В «Сельской учительнице» М. Донского ‹…› плакатная энергия удара уступила место главному, неостановимому движению сквозь меняющееся на глазах время. Роль начиналась с юности Вареньки Мартыновой, с ее выпускного бала в Смольном институте задолго до Октября; роль завершалась в преклонных годах Варвары Васильевны уже после Великой Отечественной... Марецкая входила в фильм девочкой-инстнтуткой, а выходила из него старухой. Такие метаморфозы, да еще на крупных планах, очень трудны. Конечно, Марецкой оказали неоценимую помощь и прекрасный гример В. Яковлев, и великолепный оператор С. Урусевский. Тем не менее все решала ее собственная игра, ее способность показать, как героиня год за годом, шаг за шагом проходит огромный жизненный путь, разительно меняясь внешне (только что была наивная пташка с широко раскрытыми глазами, доверчиво вылетевшая в жизнь, навстречу счастью, и вот уже пожилая, строгая женщина в очках, седая, умудренная горьким опытом...) да, меняясь внешне,— но внутренне, в глубине души, сохраняя все ту же причастность к высокому идеалу нравственной красоты и верность принятой на себя миссии.
«Марецкая в роли Мартыновой создала один из самых интересных и значительных образов в кинематографе послевоенных лет»,— уверенно написал Юрий Ханютин в третьем томе «Истории советского кино». Эти слова, по-моему, не содержат в себе ни капли преувеличения. Работа Марецкой поныне удивляет искуснейшим выполнением, пластической гибкостью, естественностью дыхания.
И все-таки я не считаю, что Мартынова — из лучших ее ролей. Мастерство Марецкой тут предельное, даже запредельное, как мастерица она в «Сельской учительнице» себя превзошла и все препятствия одолела с кажущейся легкостью. Но эта мнимая легкость достигнута, по-моему, ценой противоборства с собственной актерской природой.
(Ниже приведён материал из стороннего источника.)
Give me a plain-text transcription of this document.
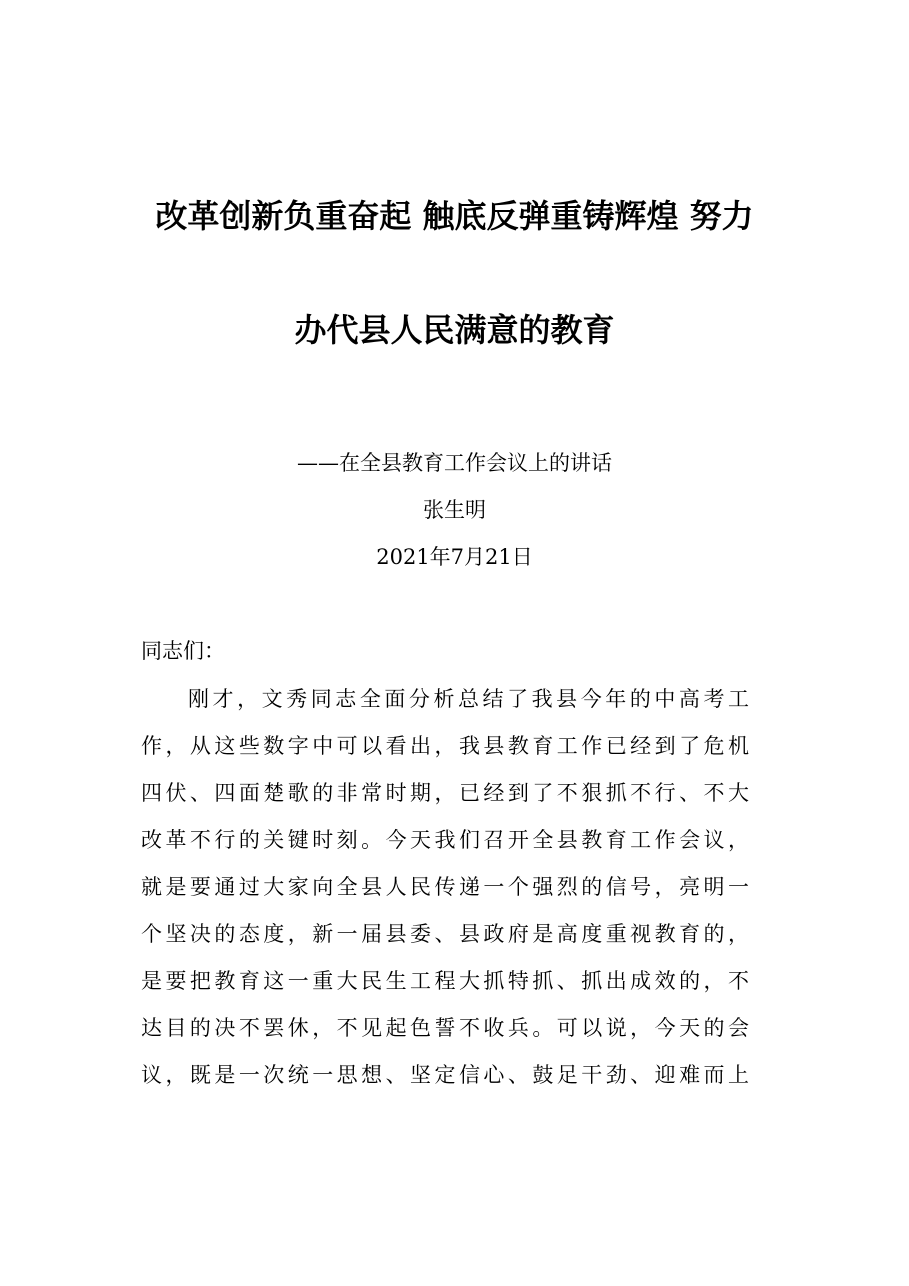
改革创新负重奋起 触底反弹重铸辉煌 努力
办代县人民满意的教育
——在全县教育工作会议上的讲话
张生明
2021年7月21日
同志们：
刚才，文秀同志全面分析总结了我县今年的中高考工
作，从这些数字中可以看出，我县教育工作已经到了危机
四伏、四面楚歌的非常时期，已经到了不狠抓不行、不大
改革不行的关键时刻。今天我们召开全县教育工作会议，
就是要通过大家向全县人民传递一个强烈的信号，亮明一
个坚决的态度，新一届县委、县政府是高度重视教育的，
是要把教育这一重大民生工程大抓特抓、抓出成效的，不
达目的决不罢休，不见起色誓不收兵。可以说，今天的会
议，既是一次统一思想、坚定信心、鼓足干劲、迎难而上
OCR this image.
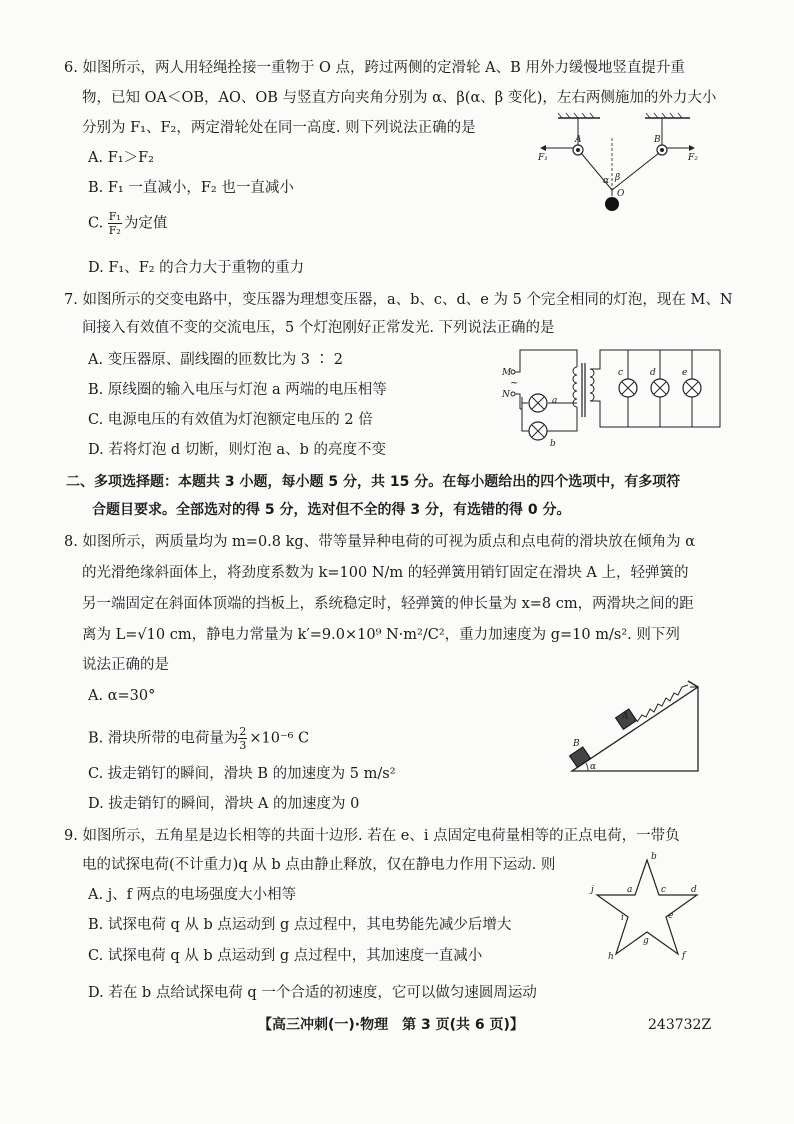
6. 如图所示，两人用轻绳拴接一重物于 O 点，跨过两侧的定滑轮 A、B 用外力缓慢地竖直提升重
物，已知 OA＜OB，AO、OB 与竖直方向夹角分别为 α、β(α、β 变化)，左右两侧施加的外力大小
分别为 F₁、F₂，两定滑轮处在同一高度. 则下列说法正确的是
A. F₁＞F₂
B. F₁ 一直减小，F₂ 也一直减小
C. $\frac{\text{F₁}}{\text{F₂}}$ 为定值
D. F₁、F₂ 的合力大于重物的重力
A	B
F₁	F₂
α β
O
7. 如图所示的交变电路中，变压器为理想变压器，a、b、c、d、e 为 5 个完全相同的灯泡，现在 M、N
间接入有效值不变的交流电压，5 个灯泡刚好正常发光. 下列说法正确的是
A. 变压器原、副线圈的匝数比为 3 ∶ 2
B. 原线圈的输入电压与灯泡 a 两端的电压相等
C. 电源电压的有效值为灯泡额定电压的 2 倍
D. 若将灯泡 d 切断，则灯泡 a、b 的亮度不变
M
N
~
a
b
c	d	e
二、多项选择题：本题共 3 小题，每小题 5 分，共 15 分。在每小题给出的四个选项中，有多项符
合题目要求。全部选对的得 5 分，选对但不全的得 3 分，有选错的得 0 分。
8. 如图所示，两质量均为 m=0.8 kg、带等量异种电荷的可视为质点和点电荷的滑块放在倾角为 α
的光滑绝缘斜面体上，将劲度系数为 k=100 N/m 的轻弹簧用销钉固定在滑块 A 上，轻弹簧的
另一端固定在斜面体顶端的挡板上，系统稳定时，轻弹簧的伸长量为 x=8 cm，两滑块之间的距
离为 L=√10 cm，静电力常量为 k′=9.0×10⁹ N·m²/C²，重力加速度为 g=10 m/s². 则下列
说法正确的是
A. α=30°
B. 滑块所带的电荷量为 $\frac{2}{3} \times 10^{-6}$ C
C. 拔走销钉的瞬间，滑块 B 的加速度为 5 m/s²
D. 拔走销钉的瞬间，滑块 A 的加速度为 0
A
B
α
9. 如图所示，五角星是边长相等的共面十边形. 若在 e、i 点固定电荷量相等的正点电荷，一带负
电的试探电荷(不计重力)q 从 b 点由静止释放，仅在静电力作用下运动. 则
A. j、f 两点的电场强度大小相等
B. 试探电荷 q 从 b 点运动到 g 点过程中，其电势能先减少后增大
C. 试探电荷 q 从 b 点运动到 g 点过程中，其加速度一直减小
D. 若在 b 点给试探电荷 q 一个合适的初速度，它可以做匀速圆周运动
b
a	c	d
j
e
i
g
f
h
【高三冲刺(一)·物理　第 3 页(共 6 页)】	243732Z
В этом фильме, особенно во второй его половине, Марецкая играет в чеховской тональности, уверенно владея клавиатурой полутонов, мягким туше, содержательным и глубоким подтекстом, как бы сдает — с блеском — экзамен на «чеховскую актрису». Но сокрушительной силы, обжигающей боли, внезапных, режущих срывов голоса, страсти, сотрясающей другие, мне лично более близкие ее роли, тут не видно и не слышно.
Мастерство торжествует, актерское естество замкнулось и помалкивает.
Впрочем, сама она эту роль и эту картину любила. Только много позднее, уже года через три после XX съезда, сожалела, что история страны в «Сельской учительнице» выпрямлена, приглажена — «утюжком, утюжком, чтобы ни складочки, ни морщинки... Коллективизация — ну, ясное дело, крестьяне всей душой за колхозы, только кулачье мешает. А на самом деле как было? Не знали они, что за колхозы такие, с чем их едят! Корову отдай, кобылу отдай, с чем останешься? Это ведь сказать легко, а если подумать? Голодали, с голоду помирали, я знаю, мне бабы рассказывали. А тридцать седьмой? Вспомнить жутко».
Я знал, что брат Веры Петровны, Дмитрий Петрович Марецкий, расстрелян. Но от разговоров на эту тему она уклонялась. Только однажды очень сухо и коротко произнесла:
Митя был самый умный из нас. Окончил Институт красной профессуры. Работал в «Правде» заместителем редактора. Потом исчез, объявили «врагом народа». В реабилитации нам отказано. Я хлопотала — нет, глухо.
И, заметив в моих глазах вопрос, отрезала:
Неизвестно почему. Ничего неизвестно. Одно могу сказать: ум у него был трезвый, его никто не мог охмурить. Значит, оклеветали. ‹…›
Рудницкий К. Роли Марецкой, разговоры с Верой Петровной // Любимцы публики. Киев: Мистецтво, 1990.